Я не знаю сколько было время, когда я открыл глаза. Кажется, в окно только пробивался первый солнечный свет, но было еще слишком темно, чтобы передвигаться по дому без фонарика. Софии Петровны в комнате не было. Наверняка она снизу или где-то на территории, но спокойнее мне от этого совсем не становилось — каким бы строгим не был ее характер, она искренне любила мужа и даже меня, заботясь как о собственном сыне. Вряд ли бы такая женщина смогла дать отбой кому-то настолько сильному.

Но все было хорошо: я приоткрыл дверь и осмотрел в щель округу, сразу обратив внимание на странный запах гари, железа и мочи. На бочине Петровской машины была большая царапина, оставленная когтями, внешне она напоминала след от ножа или чего-то острого. Заднее левое окно моей же было выбито, а боковое стекло заднего вида с этой же стороны отломано.

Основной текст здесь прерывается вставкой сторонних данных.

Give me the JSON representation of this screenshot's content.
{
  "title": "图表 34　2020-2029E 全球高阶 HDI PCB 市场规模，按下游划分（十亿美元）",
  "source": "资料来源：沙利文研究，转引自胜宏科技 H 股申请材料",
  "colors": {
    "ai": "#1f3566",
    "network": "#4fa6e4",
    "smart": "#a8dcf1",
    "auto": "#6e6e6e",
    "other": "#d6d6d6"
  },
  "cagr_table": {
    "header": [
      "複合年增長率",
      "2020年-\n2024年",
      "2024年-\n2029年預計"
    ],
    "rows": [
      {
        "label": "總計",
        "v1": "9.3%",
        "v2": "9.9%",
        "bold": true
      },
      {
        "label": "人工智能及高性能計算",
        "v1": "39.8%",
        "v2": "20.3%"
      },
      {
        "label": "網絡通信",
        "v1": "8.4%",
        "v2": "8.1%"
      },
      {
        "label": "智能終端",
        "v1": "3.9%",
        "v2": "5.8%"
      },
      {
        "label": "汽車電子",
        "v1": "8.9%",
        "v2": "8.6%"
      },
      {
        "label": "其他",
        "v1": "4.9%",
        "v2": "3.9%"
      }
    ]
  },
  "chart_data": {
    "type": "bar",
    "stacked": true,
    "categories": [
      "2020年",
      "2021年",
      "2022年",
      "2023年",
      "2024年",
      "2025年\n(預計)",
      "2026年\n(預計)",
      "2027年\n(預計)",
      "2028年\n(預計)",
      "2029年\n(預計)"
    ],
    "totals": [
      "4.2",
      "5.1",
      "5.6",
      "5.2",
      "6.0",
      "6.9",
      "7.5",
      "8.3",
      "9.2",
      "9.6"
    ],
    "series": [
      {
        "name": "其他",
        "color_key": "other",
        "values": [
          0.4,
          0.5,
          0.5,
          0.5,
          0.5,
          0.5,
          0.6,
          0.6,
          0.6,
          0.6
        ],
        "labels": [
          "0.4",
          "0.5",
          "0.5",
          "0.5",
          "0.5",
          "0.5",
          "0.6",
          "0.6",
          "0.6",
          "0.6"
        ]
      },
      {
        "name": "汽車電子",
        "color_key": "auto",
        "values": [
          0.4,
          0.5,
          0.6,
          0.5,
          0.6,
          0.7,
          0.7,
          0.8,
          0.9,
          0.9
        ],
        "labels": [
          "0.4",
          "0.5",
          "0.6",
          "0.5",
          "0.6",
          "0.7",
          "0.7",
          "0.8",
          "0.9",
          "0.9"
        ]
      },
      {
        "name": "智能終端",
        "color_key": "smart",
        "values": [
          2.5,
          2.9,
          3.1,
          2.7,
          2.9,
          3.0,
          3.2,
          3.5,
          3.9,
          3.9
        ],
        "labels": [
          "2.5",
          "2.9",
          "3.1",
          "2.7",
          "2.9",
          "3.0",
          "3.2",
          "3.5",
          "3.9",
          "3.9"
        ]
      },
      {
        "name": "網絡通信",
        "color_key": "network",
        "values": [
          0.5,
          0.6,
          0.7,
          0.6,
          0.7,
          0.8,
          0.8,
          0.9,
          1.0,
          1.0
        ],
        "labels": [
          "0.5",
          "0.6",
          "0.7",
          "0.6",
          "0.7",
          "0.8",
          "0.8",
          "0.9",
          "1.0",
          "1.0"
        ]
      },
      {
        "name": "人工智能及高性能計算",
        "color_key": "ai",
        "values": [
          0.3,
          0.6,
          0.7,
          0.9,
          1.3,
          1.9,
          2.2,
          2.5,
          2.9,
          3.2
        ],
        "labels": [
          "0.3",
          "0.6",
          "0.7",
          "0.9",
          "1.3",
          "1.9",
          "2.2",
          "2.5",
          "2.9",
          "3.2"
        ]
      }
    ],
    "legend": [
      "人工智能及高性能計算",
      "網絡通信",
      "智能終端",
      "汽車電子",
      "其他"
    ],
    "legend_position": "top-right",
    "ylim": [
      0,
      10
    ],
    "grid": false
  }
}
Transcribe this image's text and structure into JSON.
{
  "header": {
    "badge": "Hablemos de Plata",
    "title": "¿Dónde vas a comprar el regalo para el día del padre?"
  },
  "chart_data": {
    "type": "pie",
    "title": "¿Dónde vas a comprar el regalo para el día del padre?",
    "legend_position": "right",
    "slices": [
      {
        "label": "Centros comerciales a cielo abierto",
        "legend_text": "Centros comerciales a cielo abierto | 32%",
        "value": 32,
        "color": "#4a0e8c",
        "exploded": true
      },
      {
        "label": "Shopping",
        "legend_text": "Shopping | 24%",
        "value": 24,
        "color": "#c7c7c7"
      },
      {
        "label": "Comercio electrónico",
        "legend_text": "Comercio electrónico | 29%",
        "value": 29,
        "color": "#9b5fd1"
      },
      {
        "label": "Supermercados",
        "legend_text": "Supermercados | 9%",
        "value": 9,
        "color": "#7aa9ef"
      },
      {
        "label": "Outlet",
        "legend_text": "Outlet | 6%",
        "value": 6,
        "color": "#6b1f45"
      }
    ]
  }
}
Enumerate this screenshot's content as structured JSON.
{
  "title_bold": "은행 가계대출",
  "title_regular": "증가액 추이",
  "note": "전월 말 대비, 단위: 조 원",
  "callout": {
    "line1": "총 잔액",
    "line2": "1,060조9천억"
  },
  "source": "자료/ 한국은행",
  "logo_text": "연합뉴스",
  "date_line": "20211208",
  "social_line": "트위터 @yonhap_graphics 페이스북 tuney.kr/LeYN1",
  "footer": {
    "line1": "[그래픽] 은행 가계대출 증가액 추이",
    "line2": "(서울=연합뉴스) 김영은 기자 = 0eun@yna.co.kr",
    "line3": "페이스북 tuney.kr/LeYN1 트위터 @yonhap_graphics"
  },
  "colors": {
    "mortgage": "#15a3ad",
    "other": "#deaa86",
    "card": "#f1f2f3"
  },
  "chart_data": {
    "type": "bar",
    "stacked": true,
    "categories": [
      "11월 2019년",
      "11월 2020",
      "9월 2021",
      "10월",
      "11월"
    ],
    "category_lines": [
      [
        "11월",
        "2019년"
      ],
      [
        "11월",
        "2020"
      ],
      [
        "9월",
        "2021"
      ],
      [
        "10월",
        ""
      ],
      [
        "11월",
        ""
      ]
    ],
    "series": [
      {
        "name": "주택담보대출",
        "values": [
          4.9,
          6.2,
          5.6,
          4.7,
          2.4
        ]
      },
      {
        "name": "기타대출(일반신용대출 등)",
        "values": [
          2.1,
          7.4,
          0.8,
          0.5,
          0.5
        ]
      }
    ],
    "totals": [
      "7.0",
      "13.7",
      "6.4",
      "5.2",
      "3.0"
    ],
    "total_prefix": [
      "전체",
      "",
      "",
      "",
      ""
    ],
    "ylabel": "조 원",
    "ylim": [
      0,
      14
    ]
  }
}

Спокойно все было и на самой территории. Спокойно до тех пор, пока мои кроссовки не наступили на лужу. Я почувствовал это не сразу, потоптался и вышел на улицу, прикрыв дверь, только потом уже понял, что стою на чем-то мокром и липком: под дверью лежал вырванный из орбиты глаз с потемневшей синей роговицей, что на фоне запекшейся лужи, в которой я стоял, казался еще более глубоким. 

Меня вырвало вчерашним ужином и водкой с хлебом. Хотя, скорее, вырвало меня наверняка желчью и соком. 

За поворотом, прямо около стола под навесом, лежала София Петровна. Точнее то, что от нее осталось. Обглоданная рука, от которой остались кости, да и те до запястья только, нагое тело, с которого костюм сдирали зубами и девали прямо так, не брезгуя. У нее не было половины лица и волос, остатки штанов досыхающими болтались на раньше пухлых бедрах, что сейчас напоминали пазл из раздробленных костей. Сейчас я в полной мере почувствовал этот запах разлагающегося тела, на которого уже слетались мухи. Я еле смог устоять на ногах и не вырвать еще раз. Наверху спит Петр, который явно будет в полном шоке от того, как выглядит его жена: мертвая, изуродованная, разорванная в клочья голодным зверьем и монстрами. Как мне нужно его разбудить? Одно я знал точно — отсюда надо бежать. 

Я кинулся наверх, испугано скинув кроссовки, и затряс соседа за плечо. Он отмахнулся и перевернулся на другой бок. 

— Петр,— я попробовал его позвать,— вставай. 

Он раскрыл один глаз и посмотрел на меня. Недовольный и болезненный, он закатил их назад. Дрожащими руками я стащил его с кровати почти полностью. Тощий не сможет равняться с кем-то вроде Петра. 

— Там София Петровна на улице. 

Я едва сумел раскрыть рот, не выплескивая наружу остатки желудочного сока. 

Он подскочил и осмотрел комнату, сонно растирая глаза. Мне кажется, что прошло не больше трех секунд, когда ружье со стены исчезло, а входная дверь громко хлопнула. 

Сначала было тихо. На секунду показалось, что все как обычно: после праздников я опять уснул у них наверху. Но тут Петр взвыл. 

А потом последовал выстрел. 

Его тихий голос позвал меня по имени.